Consider the following options for purchasing a $300,000 home financed over 15 years:

  1. Conventional financing with 80% LTV, Rate = 4.50%

  1. Conventional financing with 10% down (15 years at 4.50%) and a second mortgage (10 years at 6.00%) for 10% of the purchase price.

  1. 97% conventional, PMI is 0.75% annually, interest rate is 5.25%

  1. FHA with 3.5% down, upfront MIP is 1.75% of the loan amount and is added to the loan amount, monthly MIP is 0.90% annually.

You have $60,000 cash plus cash needed to cover closing costs.

Any cash less than 20% of the purchase price is considered available for investing. Assume that the investor will earn a long-run average of the S&P 500 Index (assume 10.00%).

You will create an extended amortization table for each mortgage option. Label each page of your Excel file indicating the mortgage type. On each page, include a clearly defined table of inputs that reflect the relevant inputs for the mortgage type. Your input tables should be identical except for the information included. Note that some input options will be zero (0).

  1. Calculate the monthly payment (This will always include P&I and may include: a) second mortgage payment, 2) PMI, or 3) MIP for each loan.) Assume closing cost are paid at closing and not rolled into the loan (except for the FHA upfront MIP).

  1. Calculate the after-tax monthly payment for each loan over the 15-year term of the loan.

  1. Calculate the annual after-tax cost (IRR) for each year for each loan over the term of the loan.

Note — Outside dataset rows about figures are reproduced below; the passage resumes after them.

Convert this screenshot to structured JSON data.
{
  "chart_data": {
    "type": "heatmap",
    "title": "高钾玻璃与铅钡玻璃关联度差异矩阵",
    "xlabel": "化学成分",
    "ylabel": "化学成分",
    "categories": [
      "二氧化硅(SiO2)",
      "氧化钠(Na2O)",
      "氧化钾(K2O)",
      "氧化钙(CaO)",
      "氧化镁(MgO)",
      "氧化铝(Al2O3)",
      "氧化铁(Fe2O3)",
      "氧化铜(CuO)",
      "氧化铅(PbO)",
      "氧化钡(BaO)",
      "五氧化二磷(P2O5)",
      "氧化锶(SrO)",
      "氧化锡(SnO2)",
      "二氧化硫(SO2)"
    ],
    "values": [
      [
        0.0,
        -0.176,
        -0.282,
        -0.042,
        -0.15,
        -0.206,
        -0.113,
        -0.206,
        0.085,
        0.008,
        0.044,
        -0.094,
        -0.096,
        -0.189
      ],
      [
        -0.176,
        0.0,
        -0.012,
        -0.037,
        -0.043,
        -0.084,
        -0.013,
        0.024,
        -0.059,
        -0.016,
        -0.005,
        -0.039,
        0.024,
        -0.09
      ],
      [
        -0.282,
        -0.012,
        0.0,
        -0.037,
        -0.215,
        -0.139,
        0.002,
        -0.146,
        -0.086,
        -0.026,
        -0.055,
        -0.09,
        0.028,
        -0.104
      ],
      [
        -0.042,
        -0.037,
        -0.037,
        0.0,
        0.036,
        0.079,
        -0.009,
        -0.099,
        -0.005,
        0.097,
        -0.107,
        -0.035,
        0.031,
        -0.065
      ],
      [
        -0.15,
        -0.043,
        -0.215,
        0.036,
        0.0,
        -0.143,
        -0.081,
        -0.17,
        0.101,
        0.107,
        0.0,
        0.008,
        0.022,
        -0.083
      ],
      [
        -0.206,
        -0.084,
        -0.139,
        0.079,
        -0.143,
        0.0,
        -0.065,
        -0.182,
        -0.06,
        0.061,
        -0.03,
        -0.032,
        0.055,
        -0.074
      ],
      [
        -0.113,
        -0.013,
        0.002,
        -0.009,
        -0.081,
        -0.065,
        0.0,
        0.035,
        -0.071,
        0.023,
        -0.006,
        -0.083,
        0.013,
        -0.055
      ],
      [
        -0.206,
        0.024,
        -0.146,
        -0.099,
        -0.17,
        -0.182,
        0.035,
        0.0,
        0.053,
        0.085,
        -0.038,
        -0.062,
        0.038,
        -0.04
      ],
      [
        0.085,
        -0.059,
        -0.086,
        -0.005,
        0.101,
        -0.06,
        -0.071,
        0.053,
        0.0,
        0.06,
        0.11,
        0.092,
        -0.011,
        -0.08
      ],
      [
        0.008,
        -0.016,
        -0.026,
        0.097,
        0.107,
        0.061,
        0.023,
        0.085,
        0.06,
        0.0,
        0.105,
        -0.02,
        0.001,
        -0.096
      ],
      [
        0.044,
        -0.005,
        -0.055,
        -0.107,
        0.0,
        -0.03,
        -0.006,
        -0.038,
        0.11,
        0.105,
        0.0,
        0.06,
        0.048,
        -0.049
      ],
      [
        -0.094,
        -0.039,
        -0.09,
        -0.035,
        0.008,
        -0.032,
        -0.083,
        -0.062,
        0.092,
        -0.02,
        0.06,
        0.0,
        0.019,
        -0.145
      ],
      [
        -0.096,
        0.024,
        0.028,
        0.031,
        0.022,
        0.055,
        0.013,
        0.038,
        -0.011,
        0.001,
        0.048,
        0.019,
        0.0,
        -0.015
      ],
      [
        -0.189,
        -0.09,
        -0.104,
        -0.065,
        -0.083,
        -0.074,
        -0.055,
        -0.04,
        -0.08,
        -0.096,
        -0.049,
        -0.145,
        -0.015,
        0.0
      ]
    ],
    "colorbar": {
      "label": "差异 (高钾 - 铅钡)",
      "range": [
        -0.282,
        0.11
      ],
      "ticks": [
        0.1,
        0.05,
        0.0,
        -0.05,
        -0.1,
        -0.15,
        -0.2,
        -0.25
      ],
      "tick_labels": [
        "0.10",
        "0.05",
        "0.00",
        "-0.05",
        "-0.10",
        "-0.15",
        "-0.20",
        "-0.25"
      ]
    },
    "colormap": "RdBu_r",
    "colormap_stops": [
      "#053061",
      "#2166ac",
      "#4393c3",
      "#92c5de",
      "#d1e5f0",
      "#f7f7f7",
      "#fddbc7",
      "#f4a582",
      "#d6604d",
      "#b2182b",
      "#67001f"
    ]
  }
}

  1. Calculate the value of the home and the equity earned on the home over the life of the loan. (Assume an annual appreciation rate of 1.9%.)

  1. Calculate the terminal value (FV) of your investment (difference between $60,000 down and other down payments) during the term of the mortgage.

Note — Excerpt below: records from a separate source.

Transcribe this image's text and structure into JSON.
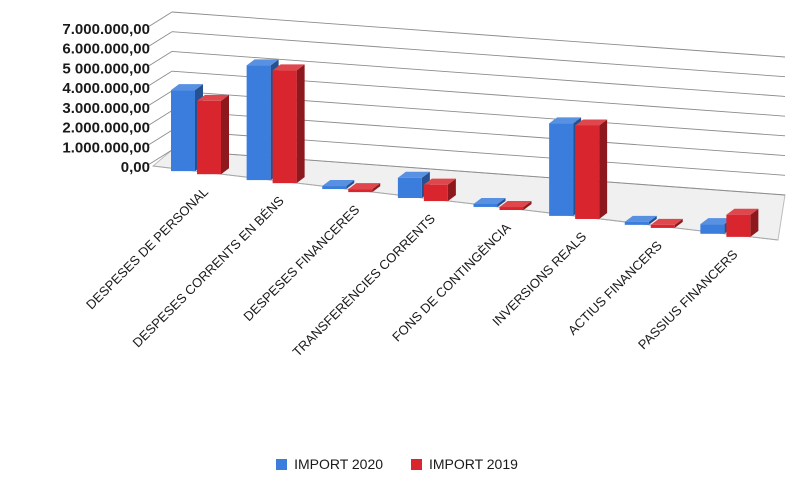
{
  "chart_data": {
    "type": "bar",
    "categories": [
      "DESPESES DE PERSONAL",
      "DESPESES CORRENTS EN BÉNS",
      "DESPESES FINANCERES",
      "TRANSFERÈNCIES CORRENTS",
      "FONS DE CONTINGÈNCIA",
      "INVERSIONS REALS",
      "ACTIUS FINANCERS",
      "PASSIUS FINANCERS"
    ],
    "series": [
      {
        "name": "IMPORT 2020",
        "color": "#3b7ddd",
        "values": [
          4200000,
          5950000,
          20000,
          1050000,
          20000,
          4800000,
          20000,
          500000
        ]
      },
      {
        "name": "IMPORT 2019",
        "color": "#d9262e",
        "values": [
          3800000,
          5850000,
          20000,
          850000,
          20000,
          4850000,
          20000,
          1150000
        ]
      }
    ],
    "y_ticks": [
      "0,00",
      "1.000.000,00",
      "2.000.000,00",
      "3.000.000,00",
      "4.000.000,00",
      "5 000.000,00",
      "6.000.000,00",
      "7.000.000,00"
    ],
    "ylim": [
      0,
      7000000
    ],
    "grid": true,
    "legend_position": "bottom",
    "three_d": true
  }
}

  1. Calculate the terminal value (FV) assuming you invest the difference between monthly payments on 80% LTV and 97% LTV mortgage payments. You may use after-tax payments for this calculation.

  1. In the long run, does it matter which option you choose?

  1. Construct a graph representing the annual IRR for each option over the 15-year loan term. Be sure to correctly label the graph and legend.